Seeking corresponding functional to show existence of weak solution to PDE $$-\Delta  u = \lambda u \space, \space\space\space\ x∈Ω$$
$$u(x) = 0\space, \space \space\space\space\space x∈\partial Ω$$
What functional would form a good correspondence, and whose minimization could show that the above function, $u$, has a weak solution in $H^1_0(\Omega)$? Is this analogous solving the case of:
$$-\Delta  u = f(x) \space, \space\space\space\ x∈Ω$$
$$u(x) = 0\space, \space \space\space\space\space x∈\partial Ω$$
taking $f(x)=\lambda u$, or is the there a better way to solve this specific case?

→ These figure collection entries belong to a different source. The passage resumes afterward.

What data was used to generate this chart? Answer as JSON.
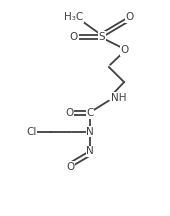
{
  "background_color": "#ffffff",
  "line_color": "#404040",
  "line_width": 1.3,
  "font_size": 7.5,
  "figsize": [
    1.7,
    2.16
  ],
  "dpi": 100,
  "xlim": [
    0,
    1
  ],
  "ylim": [
    0,
    1
  ]
}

 A: If $\lambda\leq 0$ and is known, then the equation is nothing but a regular Poisson equation with an $L^2$-term.

If $\lambda >0$ is is unknown, then this is an eigenvalue problem, the link toypajme's comment is pretty nice and readable. Here I just add a bit more about motivation. Normally for eigenvalue problem, we are minimizing the Rayleigh quotient:
$$
F(u) = \frac{\| \nabla u\|_{L^2(\Omega)}^2}{\| u\|_{L^2(\Omega)}^2},\tag{1}
$$
whereas 
$$\int_\Omega u w_i = 0\quad \text{for eigenfunction } w_i, i=1,\ldots,n-1,$$
and the minimizer $u = w_n$ is another eigenfunction while $F(w_n)$ is the $n$-th eigenvalue. Notice problem (1) can be written as the same constraint minimization problem in the link in the toypajme's comment.

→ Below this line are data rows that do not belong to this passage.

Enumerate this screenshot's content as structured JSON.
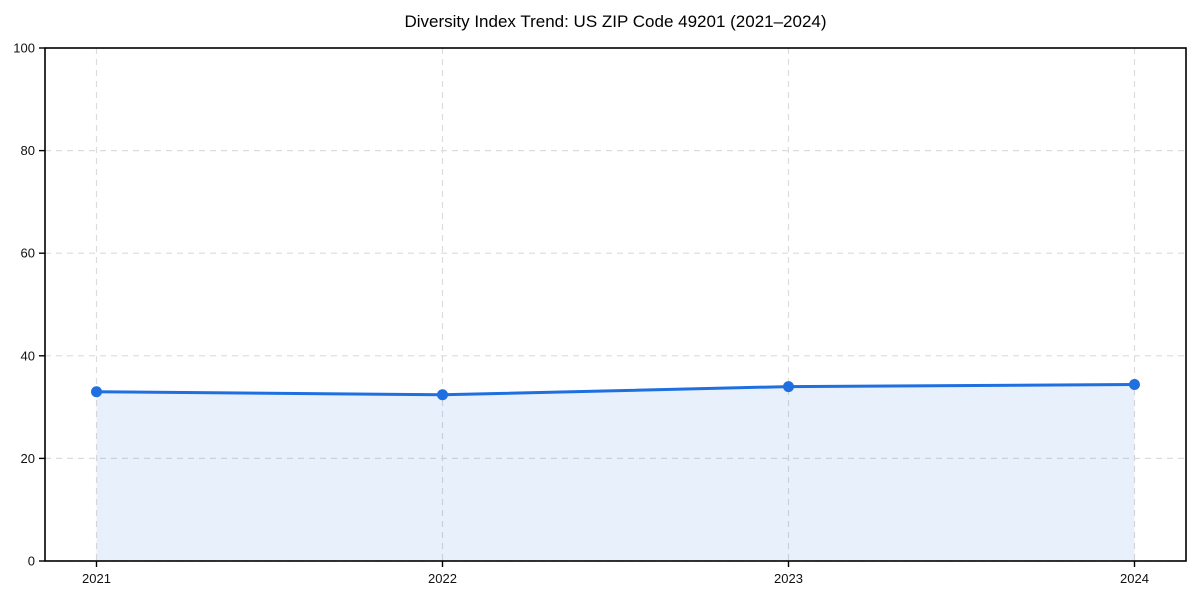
{
  "chart_data": {
    "type": "area",
    "title": "Diversity Index Trend: US ZIP Code 49201 (2021–2024)",
    "series_name": "Diversity Index",
    "categories": [
      "2021",
      "2022",
      "2023",
      "2024"
    ],
    "values": [
      33.0,
      32.4,
      34.0,
      34.4
    ],
    "xlabel": "",
    "ylabel": "",
    "ylim": [
      0,
      100
    ],
    "yticks": [
      0,
      20,
      40,
      60,
      80,
      100
    ],
    "grid": true,
    "grid_style": "dashed",
    "legend": false,
    "colors": {
      "line": "#1f6fe0",
      "marker": "#1f6fe0",
      "fill": "#1f6fe0",
      "fill_opacity": 0.1,
      "grid": "#dcdcdc",
      "spine": "#000000",
      "tick_text": "#111111",
      "title_text": "#000000",
      "background": "#ffffff"
    }
  }
}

If $\lambda = \omega^2$ is known and is not one of the eigenvalues for the operator $-\Delta$, also we have a right hand side $f$, then this is a Helmholtz equation, and it weak formulation 
$$
\int_{\Omega}\nabla u\cdot \nabla v - \omega^2 \int_{\Omega}uv = \int_\Omega fv
$$
has a unique solution in $H^1_0$ by Fredholm alternative.